Commento biblico del sermone
Matteo 26:30
Molte sono le verità che si presentano alla mente, quando medita debitamente sulla semplice enunciazione del testo.
I. La prima di queste verità è che il nostro benedetto Signore, conformandosi a certe usanze degli ebrei nel mangiare la Pasqua, diede la sua approvazione a cerimonie che potrebbero non poter invocare un'istituzione divina. Non era solo nel canto dei salmi, ma in molti altri particolari, come la posizione supina, e il bere vino, che i Giudei avevano alterato o aggiunto alla pratica originaria; ma il nostro Salvatore non fece obiezioni all'alterazione o all'aggiunta.

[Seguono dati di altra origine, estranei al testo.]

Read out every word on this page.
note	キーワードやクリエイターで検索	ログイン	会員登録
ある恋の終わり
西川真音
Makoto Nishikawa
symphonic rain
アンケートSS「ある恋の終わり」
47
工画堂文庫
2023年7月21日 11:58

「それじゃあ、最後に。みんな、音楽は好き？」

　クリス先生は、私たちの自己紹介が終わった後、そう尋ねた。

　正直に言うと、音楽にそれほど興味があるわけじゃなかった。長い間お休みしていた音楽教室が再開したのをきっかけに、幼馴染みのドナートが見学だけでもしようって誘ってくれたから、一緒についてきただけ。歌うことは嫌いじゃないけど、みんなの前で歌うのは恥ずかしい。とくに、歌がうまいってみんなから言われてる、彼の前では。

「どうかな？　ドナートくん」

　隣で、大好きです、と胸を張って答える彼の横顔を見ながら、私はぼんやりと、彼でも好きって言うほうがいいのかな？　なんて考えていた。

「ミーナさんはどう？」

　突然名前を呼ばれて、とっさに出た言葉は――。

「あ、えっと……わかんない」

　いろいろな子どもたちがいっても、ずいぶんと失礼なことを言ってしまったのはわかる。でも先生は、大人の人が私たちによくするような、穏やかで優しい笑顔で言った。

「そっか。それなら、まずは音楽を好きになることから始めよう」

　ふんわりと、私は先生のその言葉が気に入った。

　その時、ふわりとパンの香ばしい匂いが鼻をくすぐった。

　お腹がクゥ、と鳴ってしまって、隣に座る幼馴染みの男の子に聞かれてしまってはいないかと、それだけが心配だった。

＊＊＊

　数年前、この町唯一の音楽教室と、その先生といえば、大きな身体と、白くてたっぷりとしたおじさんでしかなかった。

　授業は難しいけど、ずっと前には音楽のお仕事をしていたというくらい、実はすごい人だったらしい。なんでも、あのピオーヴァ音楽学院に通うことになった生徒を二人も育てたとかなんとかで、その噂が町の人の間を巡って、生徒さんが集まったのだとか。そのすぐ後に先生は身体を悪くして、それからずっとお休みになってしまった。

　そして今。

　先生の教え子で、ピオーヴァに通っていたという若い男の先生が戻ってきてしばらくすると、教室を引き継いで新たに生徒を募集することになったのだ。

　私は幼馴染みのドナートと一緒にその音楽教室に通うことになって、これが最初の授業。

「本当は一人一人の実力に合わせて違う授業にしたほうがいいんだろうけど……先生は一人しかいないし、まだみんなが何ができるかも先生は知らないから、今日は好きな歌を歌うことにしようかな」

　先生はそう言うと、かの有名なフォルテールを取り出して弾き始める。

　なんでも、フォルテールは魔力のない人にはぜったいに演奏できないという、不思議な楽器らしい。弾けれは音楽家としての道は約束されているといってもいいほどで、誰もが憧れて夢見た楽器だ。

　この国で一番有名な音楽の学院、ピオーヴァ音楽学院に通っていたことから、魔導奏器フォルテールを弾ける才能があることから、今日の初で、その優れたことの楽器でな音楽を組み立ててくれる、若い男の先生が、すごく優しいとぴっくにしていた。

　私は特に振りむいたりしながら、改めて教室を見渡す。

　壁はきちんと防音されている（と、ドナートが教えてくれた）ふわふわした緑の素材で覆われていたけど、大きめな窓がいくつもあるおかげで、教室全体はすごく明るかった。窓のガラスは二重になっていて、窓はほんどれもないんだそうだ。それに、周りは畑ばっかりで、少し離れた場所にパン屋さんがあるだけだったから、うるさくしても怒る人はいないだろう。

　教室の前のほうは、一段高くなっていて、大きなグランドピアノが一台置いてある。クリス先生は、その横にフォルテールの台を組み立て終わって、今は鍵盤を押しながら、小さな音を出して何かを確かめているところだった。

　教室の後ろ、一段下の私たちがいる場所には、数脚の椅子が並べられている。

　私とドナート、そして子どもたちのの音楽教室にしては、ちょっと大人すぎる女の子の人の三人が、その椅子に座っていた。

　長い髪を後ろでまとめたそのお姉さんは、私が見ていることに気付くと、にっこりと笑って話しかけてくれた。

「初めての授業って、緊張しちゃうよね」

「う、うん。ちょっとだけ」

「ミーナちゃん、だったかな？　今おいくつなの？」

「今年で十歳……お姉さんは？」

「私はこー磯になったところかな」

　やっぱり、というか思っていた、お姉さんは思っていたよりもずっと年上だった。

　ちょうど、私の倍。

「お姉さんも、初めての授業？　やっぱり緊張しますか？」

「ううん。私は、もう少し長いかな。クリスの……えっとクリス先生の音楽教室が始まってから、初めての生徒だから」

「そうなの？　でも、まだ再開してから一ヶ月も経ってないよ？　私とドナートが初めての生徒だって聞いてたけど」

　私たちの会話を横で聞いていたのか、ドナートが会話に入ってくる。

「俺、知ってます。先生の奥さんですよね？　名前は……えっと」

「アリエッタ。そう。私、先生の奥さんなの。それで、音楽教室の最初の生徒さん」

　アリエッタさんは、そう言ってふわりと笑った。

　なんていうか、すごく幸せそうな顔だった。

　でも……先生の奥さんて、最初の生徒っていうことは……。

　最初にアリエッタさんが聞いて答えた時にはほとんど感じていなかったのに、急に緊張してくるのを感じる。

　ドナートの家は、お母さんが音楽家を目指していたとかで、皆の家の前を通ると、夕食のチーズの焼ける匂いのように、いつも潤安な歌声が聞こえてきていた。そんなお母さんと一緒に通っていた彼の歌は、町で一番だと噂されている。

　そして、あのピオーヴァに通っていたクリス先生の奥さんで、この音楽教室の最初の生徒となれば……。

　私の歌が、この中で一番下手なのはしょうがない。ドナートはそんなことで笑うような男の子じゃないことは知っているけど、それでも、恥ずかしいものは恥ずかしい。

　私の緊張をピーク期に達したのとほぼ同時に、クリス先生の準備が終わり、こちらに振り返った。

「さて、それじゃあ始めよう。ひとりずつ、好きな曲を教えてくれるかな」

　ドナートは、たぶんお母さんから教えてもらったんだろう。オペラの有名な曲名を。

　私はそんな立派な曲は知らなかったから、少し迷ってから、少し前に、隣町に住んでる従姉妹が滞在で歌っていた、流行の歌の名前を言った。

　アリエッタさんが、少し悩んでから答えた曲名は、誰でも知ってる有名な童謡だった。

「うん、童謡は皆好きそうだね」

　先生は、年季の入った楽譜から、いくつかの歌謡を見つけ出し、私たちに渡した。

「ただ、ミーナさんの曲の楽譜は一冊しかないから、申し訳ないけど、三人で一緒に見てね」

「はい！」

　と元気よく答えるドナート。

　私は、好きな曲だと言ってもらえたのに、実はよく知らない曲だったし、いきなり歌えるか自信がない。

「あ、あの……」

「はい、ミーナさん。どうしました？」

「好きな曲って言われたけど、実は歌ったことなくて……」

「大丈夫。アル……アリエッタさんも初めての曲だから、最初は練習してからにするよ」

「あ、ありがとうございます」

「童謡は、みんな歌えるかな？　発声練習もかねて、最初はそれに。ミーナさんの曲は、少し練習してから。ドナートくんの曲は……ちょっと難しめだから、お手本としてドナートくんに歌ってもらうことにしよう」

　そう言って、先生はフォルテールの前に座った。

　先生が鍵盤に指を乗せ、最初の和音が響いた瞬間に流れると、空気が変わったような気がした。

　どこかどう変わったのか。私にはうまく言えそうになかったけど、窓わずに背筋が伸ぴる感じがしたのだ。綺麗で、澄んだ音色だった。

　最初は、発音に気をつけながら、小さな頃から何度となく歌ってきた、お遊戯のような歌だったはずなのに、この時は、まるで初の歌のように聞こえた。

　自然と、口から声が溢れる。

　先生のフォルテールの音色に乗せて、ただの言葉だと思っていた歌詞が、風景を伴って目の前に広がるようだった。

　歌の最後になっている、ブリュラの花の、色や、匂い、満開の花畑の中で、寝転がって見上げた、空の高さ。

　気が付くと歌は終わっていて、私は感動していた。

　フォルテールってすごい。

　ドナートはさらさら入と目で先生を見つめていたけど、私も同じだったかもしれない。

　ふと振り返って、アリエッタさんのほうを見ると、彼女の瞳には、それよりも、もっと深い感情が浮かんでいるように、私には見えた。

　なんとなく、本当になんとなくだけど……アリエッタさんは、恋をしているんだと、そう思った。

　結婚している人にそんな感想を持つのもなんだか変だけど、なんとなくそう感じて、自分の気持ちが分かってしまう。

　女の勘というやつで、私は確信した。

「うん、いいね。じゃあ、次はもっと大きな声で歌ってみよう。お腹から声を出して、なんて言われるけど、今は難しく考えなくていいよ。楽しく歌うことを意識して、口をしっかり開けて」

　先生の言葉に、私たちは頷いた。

Celebrò la Pasqua proprio come trovò che allora si celebrava, sottomettendosi, per così dire, alla tradizione e al costume. Se nostro Signore fosse stato un capo, disposto a fare delle cerimonie l'occasione dello scisma, si sarebbe armato di obiezioni molto capziose, e avrebbe esortato che vi fossero motivi coscienziosi per separarsi dalla comunione della Chiesa nazionale. Ma possiamo giustamente concludere che nostro Signore procedette su quello che (se non fosse per i cavilli moderni) potremmo chiamare un principio evidente, che i riti e le cerimonie non fanno di per sé alcuna parte del culto pubblico di Dio; non sono altro che circostanze e consuetudini da osservare nel condurre quel culto, e possono, quindi, essere emanate e modificate come sembrerà meglio alla Chiesa.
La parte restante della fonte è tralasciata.